Operation waitlist: barriers to life-saving surgeries

Even with the dazzling advancements in healthcare in the past 50 years, barriers to care seem to remain an unfortunate motif that stands in the way of improved collective health outcomes. Limited access to healthcare leads to suboptimal care for patients, which can carry serious consequences for some of the most acute cases—particularly those who require emergency surgical intervention. The conversation surrounding available resources and surgical outcomes is not a new one, and many of these disparities have been characterised over the years across various surgical subfields, from surgical oncology to paediatric neurosurgery. To make matters more complicated, the COVID-19 pandemic serves as an additional stressor and has compounded the strain on healthcare systems trying to meet the needs of their patient population. 

Surgeons performing surgery on a patient in blue surgical dress

Image credit: Unsplash

First, a number of pre-existing upstream elements can impede a patient’s ability to seek care. The social determinants of health are factors that include characteristics of a patient’s environment that may appear far removed from formal healthcare processes, but still significantly affect the patient’s health outcomes. For example, a patient’s limited access to nutritious food, clean water, education, and a safe living environment may predispose them to more serious conditions and complications in their surgical care than if they enjoyed unrestricted access to such resources. This too has been studied extensively, leading organisations such as the Centres for Disease Control and Prevention in the United States (US) to develop a myriad of programmes targeting the social determinants of health in underserved communities. Similarly, on the healthcare systems end, limitations in resources result in unequal outcomes. Rural and county hospitals experiencing personnel shortages, overwhelming demand for operative treatment, and limited financial assets, tend to fare worse than their counterparts in outcomes such as post-operative mortality. This is deeply concerning, given that rural and county hospitals often care for patients with more comorbidities and limited resources. 

In the last year and a half, the COVID-19 pandemic has further strained an already stressed system in the US. As a result of personnel shortages, bed unavailability, and the precautionary delay of non-urgent operations, there is currently a significant backlog of desperately needed surgeries. Taken together, these factors have also led to the loss of revenue for academic and non-academic hospitals, jeopardising their ability to take care of patients in the future. Even so, the COVID-19 pandemic has not affected all hospitals equally. In the US, safety-net hospitals—which care for the uninsured and underserved—saw their profits dwindle, while their private counterparts experienced an increase in revenues. In part, this discrepancy is due to anticipatory financial planning by private hospitals, but it is also a result of the federal government’s pre-pandemic initiative to allocate relief funds to hospitals commensurate with their revenues. Additionally, because the safety-net patient population tends to be sicker, more vulnerable, and require more intensive resources, these patients have suffered disproportionately along with the very hospitals tasked with caring for them.

Bridging the resource gap and the outcome chasm cannot be achieved in one day. Indeed, social inequities present barriers to patient care in healthcare systems around the world.

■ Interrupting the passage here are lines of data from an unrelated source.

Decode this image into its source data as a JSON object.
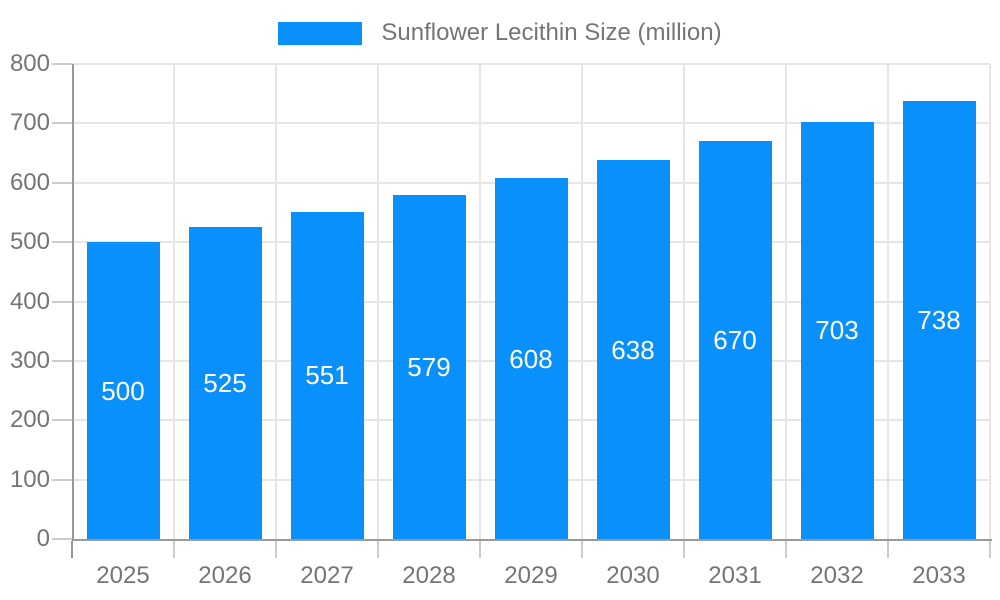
{
  "chart_data": {
    "type": "bar",
    "title": "Sunflower Lecithin Size (million)",
    "legend": [
      "Sunflower Lecithin Size (million)"
    ],
    "legend_position": "top-center",
    "categories": [
      "2025",
      "2026",
      "2027",
      "2028",
      "2029",
      "2030",
      "2031",
      "2032",
      "2033"
    ],
    "values": [
      500,
      525,
      551,
      579,
      608,
      638,
      670,
      703,
      738
    ],
    "xlabel": "",
    "ylabel": "",
    "ylim": [
      0,
      800
    ],
    "yticks": [
      0,
      100,
      200,
      300,
      400,
      500,
      600,
      700,
      800
    ],
    "grid": true,
    "value_labels": "inside-middle",
    "colors": {
      "bar": "#0a90fa",
      "value_label": "#ffffff",
      "axis_text": "#757575",
      "axis_line": "#999999",
      "tick": "#cccccc",
      "gridline": "#e6e6e6",
      "background": "#ffffff"
    }
  }
}
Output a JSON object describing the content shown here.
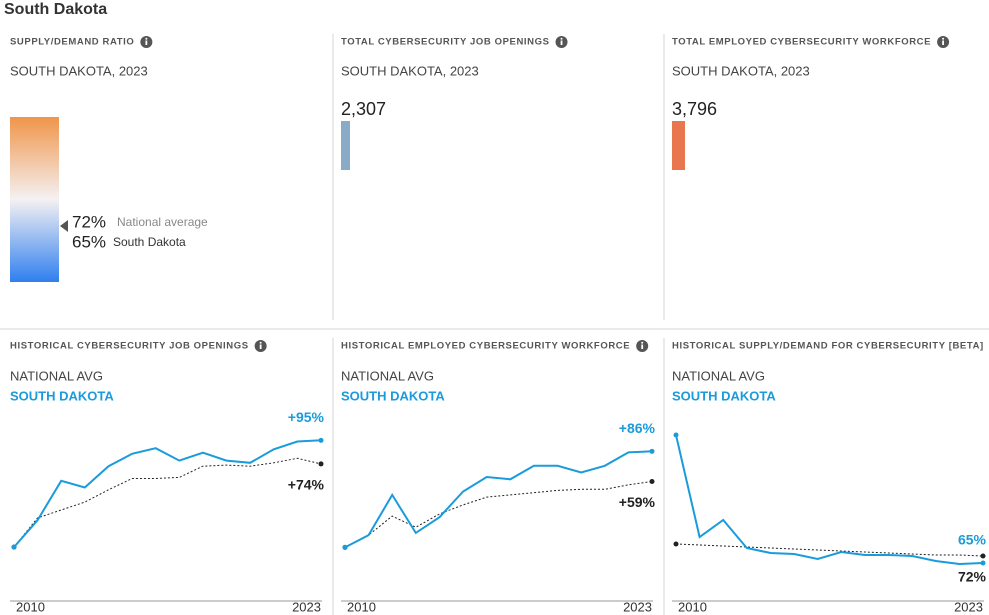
{
  "title": "South Dakota",
  "kpis": [
    {
      "heading": "SUPPLY/DEMAND RATIO",
      "subheading": "SOUTH DAKOTA, 2023",
      "items": [
        {
          "value_label": "72%",
          "name": "National average"
        },
        {
          "value_label": "65%",
          "name": "South Dakota"
        }
      ]
    },
    {
      "heading": "TOTAL CYBERSECURITY JOB OPENINGS",
      "subheading": "SOUTH DAKOTA, 2023",
      "value_label": "2,307"
    },
    {
      "heading": "TOTAL EMPLOYED CYBERSECURITY WORKFORCE",
      "subheading": "SOUTH DAKOTA, 2023",
      "value_label": "3,796"
    }
  ],
  "chart_data": [
    {
      "type": "line",
      "title": "HISTORICAL CYBERSECURITY JOB OPENINGS",
      "x": [
        2010,
        2011,
        2012,
        2013,
        2014,
        2015,
        2016,
        2017,
        2018,
        2019,
        2020,
        2021,
        2022,
        2023
      ],
      "xlim": [
        2010,
        2023
      ],
      "xticks": [
        2010,
        2023
      ],
      "ylim": [
        -48,
        122
      ],
      "series": [
        {
          "name": "NATIONAL AVG",
          "color": "#222222",
          "dashed": true,
          "values": [
            0,
            26,
            33,
            40,
            51,
            61,
            61,
            62,
            72,
            73,
            72,
            75,
            79,
            74
          ],
          "value_labels": [
            null,
            null,
            null,
            null,
            null,
            null,
            null,
            null,
            null,
            null,
            null,
            null,
            null,
            "+74%"
          ]
        },
        {
          "name": "SOUTH DAKOTA",
          "color": "#1a9bdc",
          "dashed": false,
          "values": [
            0,
            24,
            59,
            53,
            72,
            83,
            88,
            77,
            84,
            77,
            75,
            87,
            94,
            95
          ],
          "value_labels": [
            null,
            null,
            null,
            null,
            null,
            null,
            null,
            null,
            null,
            null,
            null,
            null,
            null,
            "+95%"
          ]
        }
      ]
    },
    {
      "type": "line",
      "title": "HISTORICAL EMPLOYED CYBERSECURITY WORKFORCE",
      "x": [
        2010,
        2011,
        2012,
        2013,
        2014,
        2015,
        2016,
        2017,
        2018,
        2019,
        2020,
        2021,
        2022,
        2023
      ],
      "xlim": [
        2010,
        2023
      ],
      "xticks": [
        2010,
        2023
      ],
      "ylim": [
        -48,
        123
      ],
      "series": [
        {
          "name": "NATIONAL AVG",
          "color": "#222222",
          "dashed": true,
          "values": [
            0,
            11,
            28,
            18,
            30,
            38,
            45,
            47,
            49,
            51,
            52,
            52,
            56,
            59
          ],
          "value_labels": [
            null,
            null,
            null,
            null,
            null,
            null,
            null,
            null,
            null,
            null,
            null,
            null,
            null,
            "+59%"
          ]
        },
        {
          "name": "SOUTH DAKOTA",
          "color": "#1a9bdc",
          "dashed": false,
          "values": [
            0,
            11,
            47,
            13,
            27,
            50,
            63,
            61,
            73,
            73,
            67,
            73,
            85,
            86
          ],
          "value_labels": [
            null,
            null,
            null,
            null,
            null,
            null,
            null,
            null,
            null,
            null,
            null,
            null,
            null,
            "+86%"
          ]
        }
      ]
    },
    {
      "type": "line",
      "title": "HISTORICAL SUPPLY/DEMAND FOR CYBERSECURITY [BETA]",
      "x": [
        2010,
        2011,
        2012,
        2013,
        2014,
        2015,
        2016,
        2017,
        2018,
        2019,
        2020,
        2021,
        2022,
        2023
      ],
      "xlim": [
        2010,
        2023
      ],
      "xticks": [
        2010,
        2023
      ],
      "ylim": [
        27,
        218
      ],
      "series": [
        {
          "name": "NATIONAL AVG",
          "color": "#222222",
          "dashed": true,
          "values": [
            84,
            83,
            82,
            81,
            80,
            79,
            78,
            77,
            76,
            75,
            74,
            73,
            73,
            72
          ],
          "value_labels": [
            null,
            null,
            null,
            null,
            null,
            null,
            null,
            null,
            null,
            null,
            null,
            null,
            null,
            "72%"
          ]
        },
        {
          "name": "SOUTH DAKOTA",
          "color": "#1a9bdc",
          "dashed": false,
          "values": [
            193,
            91,
            108,
            80,
            75,
            74,
            69,
            76,
            73,
            73,
            72,
            67,
            64,
            65
          ],
          "value_labels": [
            null,
            null,
            null,
            null,
            null,
            null,
            null,
            null,
            null,
            null,
            null,
            null,
            null,
            "65%"
          ]
        }
      ]
    }
  ]
}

In response to this exacerbation of existing disparities, hospital systems around the world have taken steps to provide adequate care. After all, the consequences of complacency in the face of limited resources are dire. Backlog in the cancer referral pathway, for example, could cause a significant excess in death rates according to a study designed to measure the effects of delayed referral in the United Kingdom. To optimise resources, various techniques have been implemented to ensure surgical services can operate on as many patients as possible before their disease progresses. One such technique was deployed in a hospital in Hong Kong, which created a tiered system of cancer subtypes and assigned target completion times for the respective operations, leading to some alleviation of their waitlist burden. Furthermore, the National Comprehensive Cancer Network has provided guidelines for resource allocation and triaging systems during the COVID-19 pandemic. These guidelines help hospitals streamline their care so that they may treat as many surgical patients as possible given the realities of resource shortages. While endeavours such as these have eased some of the strain on healthcare institutions, systemic factors continue to unduly affect disadvantaged patients.

Bridging the resource gap and the outcome chasm cannot be achieved in one day. Indeed, social inequities present barriers to patient care in healthcare systems around the world. While steps have been taken to address these disparities, further investigation into potentially implementable solutions is more important now than ever. The goal of this pursuit is to ensure that all patients, regardless of their backgrounds or means, receive the surgical care they need. 


Rishabh Kothari

Rishabh Kothari is currently a medical student at Baylor College of Medicine in the United States. He will graduate from his medical program with additional certificates in medical ethics and health policy and will begin his residency training in general surgery with a focus on clinical research.